A educação das novas gerações não se faz apenas por intermédio da aquisição teórica de conhecimentos – nomes, episódios, proclamações – inscritos numa tradição de objectividade. Parte importante da construção das identidades pessoais e colectivas é também criada pela incorporação de arquétipos e valores obtidos através da integração da fantasia como legado, provenha ela dos mitos clássicos, dos textos sagrados ou da tradição literária. Esta foi definindo um corpo móvel de criaturas que deve ser protegido.
Parte desta preservação inclui muitos dos modelos individuais incorporados na infância e na adolescência por diversas gerações e que vivem actualmente um conjunto de rápidas e notáveis mudanças. Fernando Savater já em 1976 havia publicado A Infância Recuperada, um belo livro no qual procurou recuperar, através de um exercício de pesquisa autobiográfica, muitos autores então desprezados como «distracções juvenis» (Stevenson, Verne, Salgari, Conan Doyle, entre outros), por ele sublinhados como instrumentos fundadores de uma leitura prospectiva do mundo. Em 2004 voltou ao tema publicando Criaturas do Ar, agora editado em Portugal pela Ambar.

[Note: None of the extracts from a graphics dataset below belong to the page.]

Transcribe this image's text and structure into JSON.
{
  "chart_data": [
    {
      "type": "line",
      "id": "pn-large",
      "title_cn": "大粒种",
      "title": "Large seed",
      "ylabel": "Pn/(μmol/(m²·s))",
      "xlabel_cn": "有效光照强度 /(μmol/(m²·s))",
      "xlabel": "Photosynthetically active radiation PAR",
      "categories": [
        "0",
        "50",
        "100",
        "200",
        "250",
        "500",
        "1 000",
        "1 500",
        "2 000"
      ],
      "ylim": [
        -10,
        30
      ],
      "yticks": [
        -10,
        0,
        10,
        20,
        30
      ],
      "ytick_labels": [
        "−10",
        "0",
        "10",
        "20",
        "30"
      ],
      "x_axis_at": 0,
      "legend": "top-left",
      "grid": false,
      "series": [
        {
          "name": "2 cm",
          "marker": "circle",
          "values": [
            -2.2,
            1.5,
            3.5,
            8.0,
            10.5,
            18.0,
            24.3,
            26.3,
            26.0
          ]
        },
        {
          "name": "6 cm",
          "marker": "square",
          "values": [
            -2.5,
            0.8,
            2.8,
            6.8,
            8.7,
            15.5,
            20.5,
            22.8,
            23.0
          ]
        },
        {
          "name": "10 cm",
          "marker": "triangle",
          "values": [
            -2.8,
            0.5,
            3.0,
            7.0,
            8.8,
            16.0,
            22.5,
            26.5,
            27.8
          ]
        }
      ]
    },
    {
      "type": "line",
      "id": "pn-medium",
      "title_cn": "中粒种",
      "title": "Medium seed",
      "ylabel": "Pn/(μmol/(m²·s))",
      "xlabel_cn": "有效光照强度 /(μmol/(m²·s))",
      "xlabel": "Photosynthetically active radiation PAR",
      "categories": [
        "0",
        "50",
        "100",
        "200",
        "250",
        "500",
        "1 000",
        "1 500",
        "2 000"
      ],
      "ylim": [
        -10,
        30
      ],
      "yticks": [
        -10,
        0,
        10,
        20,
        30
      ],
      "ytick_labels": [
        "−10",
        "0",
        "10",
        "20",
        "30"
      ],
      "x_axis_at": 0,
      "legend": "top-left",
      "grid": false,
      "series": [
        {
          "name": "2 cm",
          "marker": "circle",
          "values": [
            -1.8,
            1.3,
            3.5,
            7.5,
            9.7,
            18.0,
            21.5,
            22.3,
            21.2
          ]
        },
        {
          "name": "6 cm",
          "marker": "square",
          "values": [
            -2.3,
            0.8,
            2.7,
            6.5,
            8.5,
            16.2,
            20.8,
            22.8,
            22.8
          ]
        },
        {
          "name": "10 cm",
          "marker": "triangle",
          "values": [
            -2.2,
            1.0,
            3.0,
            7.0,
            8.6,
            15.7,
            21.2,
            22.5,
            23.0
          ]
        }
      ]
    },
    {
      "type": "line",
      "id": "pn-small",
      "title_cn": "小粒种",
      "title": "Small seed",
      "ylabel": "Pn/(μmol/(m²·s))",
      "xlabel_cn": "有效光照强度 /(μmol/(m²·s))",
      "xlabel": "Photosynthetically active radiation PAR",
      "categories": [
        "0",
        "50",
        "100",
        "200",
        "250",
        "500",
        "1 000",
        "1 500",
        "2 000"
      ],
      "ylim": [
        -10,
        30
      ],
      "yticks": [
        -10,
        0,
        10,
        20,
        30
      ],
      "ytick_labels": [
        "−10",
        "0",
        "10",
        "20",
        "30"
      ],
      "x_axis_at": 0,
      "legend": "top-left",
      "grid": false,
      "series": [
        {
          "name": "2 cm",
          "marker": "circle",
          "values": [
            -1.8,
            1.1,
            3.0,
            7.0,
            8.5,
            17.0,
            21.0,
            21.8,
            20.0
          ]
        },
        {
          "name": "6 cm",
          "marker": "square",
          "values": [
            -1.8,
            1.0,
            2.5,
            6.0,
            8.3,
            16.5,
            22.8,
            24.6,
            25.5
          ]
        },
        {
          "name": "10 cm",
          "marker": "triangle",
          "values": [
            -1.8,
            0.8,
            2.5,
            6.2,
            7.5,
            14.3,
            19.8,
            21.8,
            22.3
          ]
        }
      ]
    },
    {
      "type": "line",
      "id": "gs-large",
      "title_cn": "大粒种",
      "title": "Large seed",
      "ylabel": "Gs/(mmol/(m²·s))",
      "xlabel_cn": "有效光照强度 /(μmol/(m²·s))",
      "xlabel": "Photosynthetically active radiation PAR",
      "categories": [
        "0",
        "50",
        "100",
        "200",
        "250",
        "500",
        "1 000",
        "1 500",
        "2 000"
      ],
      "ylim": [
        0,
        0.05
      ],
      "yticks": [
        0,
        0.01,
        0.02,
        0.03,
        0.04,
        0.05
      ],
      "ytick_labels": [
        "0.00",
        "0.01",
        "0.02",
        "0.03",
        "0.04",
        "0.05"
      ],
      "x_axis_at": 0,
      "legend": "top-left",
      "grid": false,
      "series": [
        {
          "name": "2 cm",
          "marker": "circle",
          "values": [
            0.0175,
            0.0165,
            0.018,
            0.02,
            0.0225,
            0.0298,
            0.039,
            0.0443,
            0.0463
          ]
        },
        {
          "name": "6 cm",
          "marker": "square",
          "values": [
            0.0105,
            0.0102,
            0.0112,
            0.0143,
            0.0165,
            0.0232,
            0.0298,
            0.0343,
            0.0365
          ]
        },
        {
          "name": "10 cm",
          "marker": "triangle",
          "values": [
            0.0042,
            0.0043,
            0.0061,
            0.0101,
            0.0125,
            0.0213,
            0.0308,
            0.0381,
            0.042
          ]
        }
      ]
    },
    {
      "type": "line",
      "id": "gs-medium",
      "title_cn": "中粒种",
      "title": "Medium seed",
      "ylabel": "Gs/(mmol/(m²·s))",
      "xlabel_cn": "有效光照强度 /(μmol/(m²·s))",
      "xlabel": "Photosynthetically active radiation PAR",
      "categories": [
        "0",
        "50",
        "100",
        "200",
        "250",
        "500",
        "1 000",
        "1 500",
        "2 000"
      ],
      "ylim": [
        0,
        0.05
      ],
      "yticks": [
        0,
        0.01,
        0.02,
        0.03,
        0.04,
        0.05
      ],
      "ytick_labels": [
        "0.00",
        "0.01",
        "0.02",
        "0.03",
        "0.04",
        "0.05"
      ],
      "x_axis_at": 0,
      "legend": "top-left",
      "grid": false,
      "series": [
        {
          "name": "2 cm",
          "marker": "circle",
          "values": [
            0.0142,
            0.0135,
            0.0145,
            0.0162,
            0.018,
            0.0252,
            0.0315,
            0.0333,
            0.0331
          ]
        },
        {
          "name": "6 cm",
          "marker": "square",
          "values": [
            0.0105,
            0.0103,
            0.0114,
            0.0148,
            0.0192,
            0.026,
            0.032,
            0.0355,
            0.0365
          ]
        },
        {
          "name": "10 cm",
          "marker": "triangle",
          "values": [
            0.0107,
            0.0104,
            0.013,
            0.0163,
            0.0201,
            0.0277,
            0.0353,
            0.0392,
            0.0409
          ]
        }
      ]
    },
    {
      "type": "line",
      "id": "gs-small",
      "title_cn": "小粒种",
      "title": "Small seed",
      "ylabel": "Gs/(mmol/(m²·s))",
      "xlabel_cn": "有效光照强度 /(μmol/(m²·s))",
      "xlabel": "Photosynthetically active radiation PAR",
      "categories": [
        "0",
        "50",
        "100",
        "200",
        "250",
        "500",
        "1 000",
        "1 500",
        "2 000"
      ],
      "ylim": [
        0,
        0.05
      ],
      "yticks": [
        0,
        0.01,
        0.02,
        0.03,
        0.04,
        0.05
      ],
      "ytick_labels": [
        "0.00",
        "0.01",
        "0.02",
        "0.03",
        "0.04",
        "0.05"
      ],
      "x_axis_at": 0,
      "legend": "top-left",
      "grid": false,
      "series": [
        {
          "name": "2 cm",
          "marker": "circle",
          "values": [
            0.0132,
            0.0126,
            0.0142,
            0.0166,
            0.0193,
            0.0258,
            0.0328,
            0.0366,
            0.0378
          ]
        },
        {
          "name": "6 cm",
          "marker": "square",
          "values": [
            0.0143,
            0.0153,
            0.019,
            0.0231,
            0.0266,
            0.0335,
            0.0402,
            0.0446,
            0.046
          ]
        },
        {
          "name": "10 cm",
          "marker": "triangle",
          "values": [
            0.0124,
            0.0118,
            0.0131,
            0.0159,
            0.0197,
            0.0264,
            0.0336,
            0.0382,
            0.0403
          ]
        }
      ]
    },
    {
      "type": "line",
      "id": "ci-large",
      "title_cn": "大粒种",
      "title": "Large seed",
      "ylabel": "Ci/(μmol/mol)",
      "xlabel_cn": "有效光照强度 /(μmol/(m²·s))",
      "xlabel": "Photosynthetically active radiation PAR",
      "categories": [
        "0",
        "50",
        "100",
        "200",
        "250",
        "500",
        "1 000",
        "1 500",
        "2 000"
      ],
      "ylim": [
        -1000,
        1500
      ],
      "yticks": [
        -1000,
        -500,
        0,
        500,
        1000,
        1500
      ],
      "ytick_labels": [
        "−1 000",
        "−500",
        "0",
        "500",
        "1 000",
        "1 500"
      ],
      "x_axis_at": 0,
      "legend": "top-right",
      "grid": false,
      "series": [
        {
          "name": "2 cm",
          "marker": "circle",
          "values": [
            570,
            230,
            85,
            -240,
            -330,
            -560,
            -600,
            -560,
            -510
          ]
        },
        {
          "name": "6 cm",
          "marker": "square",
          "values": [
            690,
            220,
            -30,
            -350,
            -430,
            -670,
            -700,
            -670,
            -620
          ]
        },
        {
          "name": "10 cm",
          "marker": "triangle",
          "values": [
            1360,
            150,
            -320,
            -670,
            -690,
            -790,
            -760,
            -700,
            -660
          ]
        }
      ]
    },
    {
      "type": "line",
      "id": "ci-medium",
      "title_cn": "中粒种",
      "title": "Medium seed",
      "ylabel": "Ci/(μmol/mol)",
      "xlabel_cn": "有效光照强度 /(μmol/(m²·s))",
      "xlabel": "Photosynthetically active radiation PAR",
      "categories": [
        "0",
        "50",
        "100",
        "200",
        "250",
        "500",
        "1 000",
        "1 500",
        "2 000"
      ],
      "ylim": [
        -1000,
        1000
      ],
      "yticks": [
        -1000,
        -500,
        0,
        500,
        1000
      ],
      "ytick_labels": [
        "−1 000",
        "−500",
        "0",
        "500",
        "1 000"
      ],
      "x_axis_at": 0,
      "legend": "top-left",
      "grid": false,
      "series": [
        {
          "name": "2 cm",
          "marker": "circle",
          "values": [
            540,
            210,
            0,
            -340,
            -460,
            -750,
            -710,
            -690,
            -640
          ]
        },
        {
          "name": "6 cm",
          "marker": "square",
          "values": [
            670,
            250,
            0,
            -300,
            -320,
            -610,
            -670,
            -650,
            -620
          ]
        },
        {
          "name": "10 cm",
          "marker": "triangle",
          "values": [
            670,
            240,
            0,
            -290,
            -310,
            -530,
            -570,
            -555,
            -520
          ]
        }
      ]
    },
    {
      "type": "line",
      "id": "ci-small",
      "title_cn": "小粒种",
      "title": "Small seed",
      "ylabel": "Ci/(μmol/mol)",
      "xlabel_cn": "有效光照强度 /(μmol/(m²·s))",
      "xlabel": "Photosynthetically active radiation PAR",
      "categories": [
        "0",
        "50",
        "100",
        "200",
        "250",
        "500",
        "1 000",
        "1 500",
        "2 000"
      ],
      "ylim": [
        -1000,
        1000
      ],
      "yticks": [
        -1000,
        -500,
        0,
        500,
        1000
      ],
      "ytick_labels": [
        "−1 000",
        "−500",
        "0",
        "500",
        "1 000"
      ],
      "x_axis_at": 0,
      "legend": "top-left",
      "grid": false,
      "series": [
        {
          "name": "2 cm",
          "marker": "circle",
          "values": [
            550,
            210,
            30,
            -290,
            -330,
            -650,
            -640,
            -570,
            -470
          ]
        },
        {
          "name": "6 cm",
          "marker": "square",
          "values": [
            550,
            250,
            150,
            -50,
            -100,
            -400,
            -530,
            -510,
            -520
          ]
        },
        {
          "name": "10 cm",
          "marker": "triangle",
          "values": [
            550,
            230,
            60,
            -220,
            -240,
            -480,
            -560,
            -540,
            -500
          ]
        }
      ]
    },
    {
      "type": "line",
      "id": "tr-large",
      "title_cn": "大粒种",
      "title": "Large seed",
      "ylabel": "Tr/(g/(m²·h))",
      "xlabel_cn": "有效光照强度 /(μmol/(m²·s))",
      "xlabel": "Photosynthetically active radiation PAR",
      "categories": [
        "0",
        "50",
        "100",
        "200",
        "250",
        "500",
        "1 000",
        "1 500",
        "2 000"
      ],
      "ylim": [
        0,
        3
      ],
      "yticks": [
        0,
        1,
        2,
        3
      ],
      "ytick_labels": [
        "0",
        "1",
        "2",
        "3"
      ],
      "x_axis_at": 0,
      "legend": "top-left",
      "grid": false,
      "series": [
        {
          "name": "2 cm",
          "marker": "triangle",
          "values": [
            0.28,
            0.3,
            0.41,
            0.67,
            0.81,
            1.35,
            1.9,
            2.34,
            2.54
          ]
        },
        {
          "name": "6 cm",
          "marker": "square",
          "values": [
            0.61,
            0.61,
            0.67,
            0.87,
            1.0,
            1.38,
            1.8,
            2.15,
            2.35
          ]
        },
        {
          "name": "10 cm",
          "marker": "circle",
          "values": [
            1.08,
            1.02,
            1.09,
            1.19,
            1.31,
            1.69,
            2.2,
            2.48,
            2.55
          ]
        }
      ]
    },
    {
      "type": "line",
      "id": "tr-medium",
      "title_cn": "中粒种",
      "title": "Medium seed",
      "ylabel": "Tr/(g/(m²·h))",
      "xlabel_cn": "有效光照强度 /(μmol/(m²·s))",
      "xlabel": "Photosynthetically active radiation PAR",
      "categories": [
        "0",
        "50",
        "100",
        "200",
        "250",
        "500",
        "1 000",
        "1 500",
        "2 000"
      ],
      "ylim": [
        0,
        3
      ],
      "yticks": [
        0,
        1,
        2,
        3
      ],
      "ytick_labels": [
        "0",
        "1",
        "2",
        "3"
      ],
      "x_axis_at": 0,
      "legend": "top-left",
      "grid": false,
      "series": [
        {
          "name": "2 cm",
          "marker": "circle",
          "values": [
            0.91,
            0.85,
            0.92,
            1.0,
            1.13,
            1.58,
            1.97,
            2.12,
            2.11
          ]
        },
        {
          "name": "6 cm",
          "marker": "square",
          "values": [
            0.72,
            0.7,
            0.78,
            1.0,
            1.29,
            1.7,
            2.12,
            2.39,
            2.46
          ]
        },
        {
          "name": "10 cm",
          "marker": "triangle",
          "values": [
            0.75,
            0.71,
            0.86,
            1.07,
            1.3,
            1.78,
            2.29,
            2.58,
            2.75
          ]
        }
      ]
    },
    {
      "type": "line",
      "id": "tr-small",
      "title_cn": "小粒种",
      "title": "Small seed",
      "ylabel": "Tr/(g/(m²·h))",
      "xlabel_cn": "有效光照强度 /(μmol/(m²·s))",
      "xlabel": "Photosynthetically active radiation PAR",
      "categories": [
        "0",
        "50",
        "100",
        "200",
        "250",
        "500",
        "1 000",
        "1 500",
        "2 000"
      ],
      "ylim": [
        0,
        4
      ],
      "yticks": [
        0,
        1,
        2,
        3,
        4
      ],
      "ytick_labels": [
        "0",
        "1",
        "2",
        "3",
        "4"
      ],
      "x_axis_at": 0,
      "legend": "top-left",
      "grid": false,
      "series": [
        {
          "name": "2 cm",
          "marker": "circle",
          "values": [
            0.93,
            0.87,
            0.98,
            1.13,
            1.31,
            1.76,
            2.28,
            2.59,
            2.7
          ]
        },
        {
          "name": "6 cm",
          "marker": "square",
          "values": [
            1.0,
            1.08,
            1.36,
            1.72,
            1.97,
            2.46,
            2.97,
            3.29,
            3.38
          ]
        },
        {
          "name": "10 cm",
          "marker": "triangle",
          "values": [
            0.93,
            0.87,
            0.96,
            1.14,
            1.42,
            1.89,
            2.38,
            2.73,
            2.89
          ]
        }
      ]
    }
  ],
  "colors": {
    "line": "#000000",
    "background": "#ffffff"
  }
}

O livro inventaria um conjunto de personagens, que manual algum comporta, e que, tanto quanto muitas das figuras humanas dotadas de comprovada existência histórica, tendem a ausentar-se do nosso imaginário. Sob a forma de 31 monólogos, que coloca na boca dos heróis e dos vilãos que faz desfilar perante o leitor (incluindo no último a ficção dele próprio), o filósofo e escritor espanhol produz um roteiro por onde passam as (ainda?) ilustres figuras de Sherlock Holmes, Tarzan, Desdémona, Dulcineia, Drácula, Mr. Hyde, Pimpinela Escarlate, Sindbad, Peter Pan, Sam Spade, do Homem Invisível ou da Bela Adormecida. Na voz de cada uma delas, produz-se então uma narrativa que incorpora os seus principais traços e os aspectos decisivos das suas inventadas biografias, permitindo ao leitor reconhecer, ou encontrar, a essência de alguns dos mitos de origem literária que a cultura ocidental foi produzindo e cuja tradição se tem vindo a perder. No final, um apêndice («Quem é quem») descodifica o processo de construção de cada uma dessas personagens, ao mesmo tempo que indicia pistas de leitura para um entendimento mais completo da sua «vida e obra». O método não é novo, mas assume aqui um formato particularmente pedagógico: quem o desejar pode iniciar, quase aleatoriamente, um sem número de viagens, ou então regressar aquelas que deixou incompletas, algures em local escuso do seu passado pessoal.